Affaire Louis Hervé : le Département de l’Aude prend la parole et défend l’Aide sociale à l’enfance

Rédigé le 04/07/2026
Mélanie Eve

Ce mercredi 1er juillet, à Carcassonne, Hélène Sandragné, présidente du Conseil départemental de l’Aude, est sortie de son silence après la mort de Louis Hervé. Elle a dénoncé "la récupération politique" et défendu les services de l’Aide sociale à l’enfance (ASE).

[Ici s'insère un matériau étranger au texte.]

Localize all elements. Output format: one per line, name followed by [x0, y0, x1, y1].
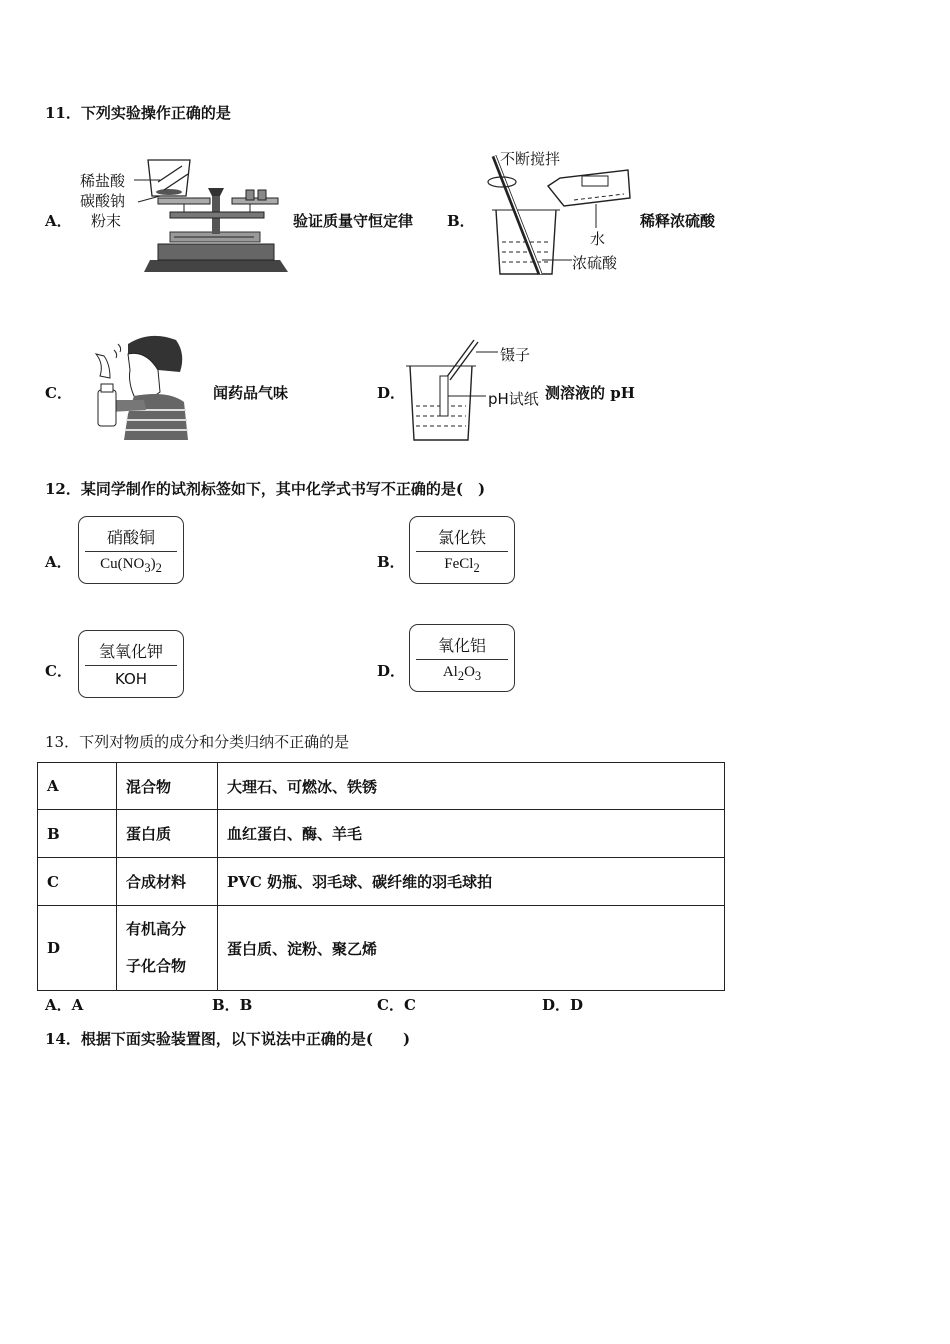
q11-option-b-caption: 稀释浓硫酸 — [640, 212, 716, 230]
row-category: 合成材料 — [117, 858, 218, 906]
q11-option-d-letter: D． — [377, 384, 406, 402]
q11-option-a-letter: A． — [45, 212, 72, 230]
row-key: A — [38, 763, 117, 810]
row-items: 大理石、可燃冰、铁锈 — [218, 763, 725, 810]
reagent-name-d: 氧化铝 — [437, 636, 486, 655]
reagent-formula-d: $Al_2O_3$ — [442, 664, 482, 683]
table-row — [38, 763, 725, 810]
q11-option-d-caption: 测溶液的 pH — [545, 384, 635, 402]
row-key: C — [38, 858, 117, 906]
q13-answer-c: C．C — [377, 996, 416, 1014]
row-key: D — [38, 906, 117, 991]
reagent-label-c — [78, 630, 184, 698]
reagent-label-d — [409, 624, 515, 692]
label-sodium-carbonate: 碳酸钠 — [80, 192, 126, 210]
label-ph-paper: pH试纸 — [488, 390, 539, 408]
dilution-illustration — [478, 148, 638, 280]
q11-option-a-caption: 验证质量守恒定律 — [293, 212, 414, 230]
smelling-illustration — [88, 330, 192, 442]
q13-answer-a: A．A — [45, 996, 84, 1014]
reagent-name-a: 硝酸铜 — [106, 528, 155, 547]
q14-stem: 14．根据下面实验装置图，以下说法中正确的是( ) — [45, 1030, 411, 1048]
q12-option-c-letter: C． — [45, 662, 72, 680]
reagent-name-b: 氯化铁 — [437, 528, 486, 547]
table-row — [38, 810, 725, 858]
q11-option-c-letter: C． — [45, 384, 72, 402]
q13-stem: 13．下列对物质的成分和分类归纳不正确的是 — [45, 733, 350, 751]
reagent-formula-c: KOH — [114, 670, 148, 688]
q11-option-c-caption: 闻药品气味 — [213, 384, 289, 402]
reagent-formula-a: $Cu(NO_3)_2$ — [100, 556, 162, 575]
q13-table — [37, 762, 725, 991]
reagent-name-c: 氢氧化钾 — [98, 642, 163, 661]
q13-answer-d: D．D — [542, 996, 584, 1014]
table-row — [38, 858, 725, 906]
row-category: 蛋白质 — [117, 810, 218, 858]
label-tweezers: 镊子 — [500, 346, 531, 364]
label-powder: 粉末 — [91, 212, 122, 230]
row-items: PVC 奶瓶、羽毛球、碳纤维的羽毛球拍 — [218, 858, 725, 906]
label-stir: 不断搅拌 — [500, 150, 561, 168]
row-key: B — [38, 810, 117, 858]
row-category: 混合物 — [117, 763, 218, 810]
balance-illustration — [74, 152, 292, 277]
q12-option-a-letter: A． — [45, 553, 72, 571]
reagent-label-b — [409, 516, 515, 584]
row-category: 有机高分 子化合物 — [117, 906, 218, 991]
ph-test-illustration — [404, 336, 548, 444]
q12-stem: 12．某同学制作的试剂标签如下，其中化学式书写不正确的是( ) — [45, 480, 486, 498]
table-row — [38, 906, 725, 991]
label-conc-sulfuric-acid: 浓硫酸 — [572, 254, 618, 272]
label-hydrochloric-acid: 稀盐酸 — [80, 172, 126, 190]
reagent-label-a — [78, 516, 184, 584]
q11-stem: 11．下列实验操作正确的是 — [45, 104, 231, 122]
q12-option-b-letter: B． — [377, 553, 405, 571]
reagent-formula-b: FeCl$_2$ — [444, 556, 480, 575]
person-smelling-drawing — [88, 330, 192, 442]
row-items: 蛋白质、淀粉、聚乙烯 — [218, 906, 725, 991]
q11-option-b-letter: B． — [447, 212, 475, 230]
q13-answer-b: B．B — [212, 996, 253, 1014]
label-water: 水 — [590, 230, 606, 248]
row-items: 血红蛋白、酶、羊毛 — [218, 810, 725, 858]
q12-option-d-letter: D． — [377, 662, 406, 680]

Après le tragique décès de Louis Hervé, adolescent tué dans un guet-apens, Hélène Sandragné, présidente du Conseil départemental de l’Aude, est sortie de son silence ce mercredi 1er juillet lors d’une conférence de presse. Accompagnée de Chloé Danillon, vice-présidente en charge de l’enfance et de la famille, elle a dénoncé "la calomnie" et la "récupération politique" autour de cette affaire, tout en défendant le travail des services de l’Aide sociale à l’enfance (ASE).

Jusqu’à présent, le Département s’était limité à un communiqué de presse. "Face à ce drame effroyable, nous avons choisi le silence et la retenue, car cela nous paraît être l’attitude la plus digne à adopter", a expliqué Hélène Sandragné, estimant que "la douleur ne se commente pas, elle s’accompagne".

La présidente a d’abord adressé ses pensées à la famille de Louis, réaffirmant "l’immense chagrin" du Département. Elle a également rappelé que des cellules de soutien psychologique avaient été mises en place afin d’accompagner les jeunes et les professionnels de l’Aide sociale à l’enfance touchés par le drame.

"Je ne suis pas devant vous pour pousser un coup de gueule, mais pour tirer un signal d’alarme. Pour dire stop à la calomnie et à la récupération politique. Dans cette affaire, il y a une victime et cinq coupables présumés. Il appartient à la police et à la justice de faire toute la lumière sur les circonstances de ce drame", a-t-elle déclaré.

Une défense appuyée de l’Aide sociale à l’enfance

Très critique envers les accusations visant les services départementaux, Hélène Sandragné a tenu à défendre le travail des éducateurs.

"Au lieu d’être salués pour le travail qu’ils accomplissent chaque jour, ils sont vilipendés. C’est inadmissible", a-t-elle regretté.

La présidente a également souhaité corriger plusieurs informations largement relayées depuis le drame. Selon elle, Louis et les cinq auteurs présumés "n’ont jamais vécu dans le même foyer ni dans la même structure de l’ASE".

"Nous avons plus de 1 700 enfants confiés à l’ASE et plus de 4 300 enfants accompagnés. Tous ne vivent évidemment pas au même endroit", a-t-elle insisté.

Elle a également rappelé que Louis avait intégré un foyer de l’ASE avec l’accord de ses parents après sa sortie d’un établissement médico-social, faute de solution adaptée.

"Nous accueillons des jeunes qui devraient relever d’autres structures. Si nous ne les prenons pas, ils sont à la rue. Le Département est le dernier rempart social face au manque d’offres médicales et judiciaires. Je refuse que le Département de l’Aude devienne le théâtre de la haine.", conclut-elle.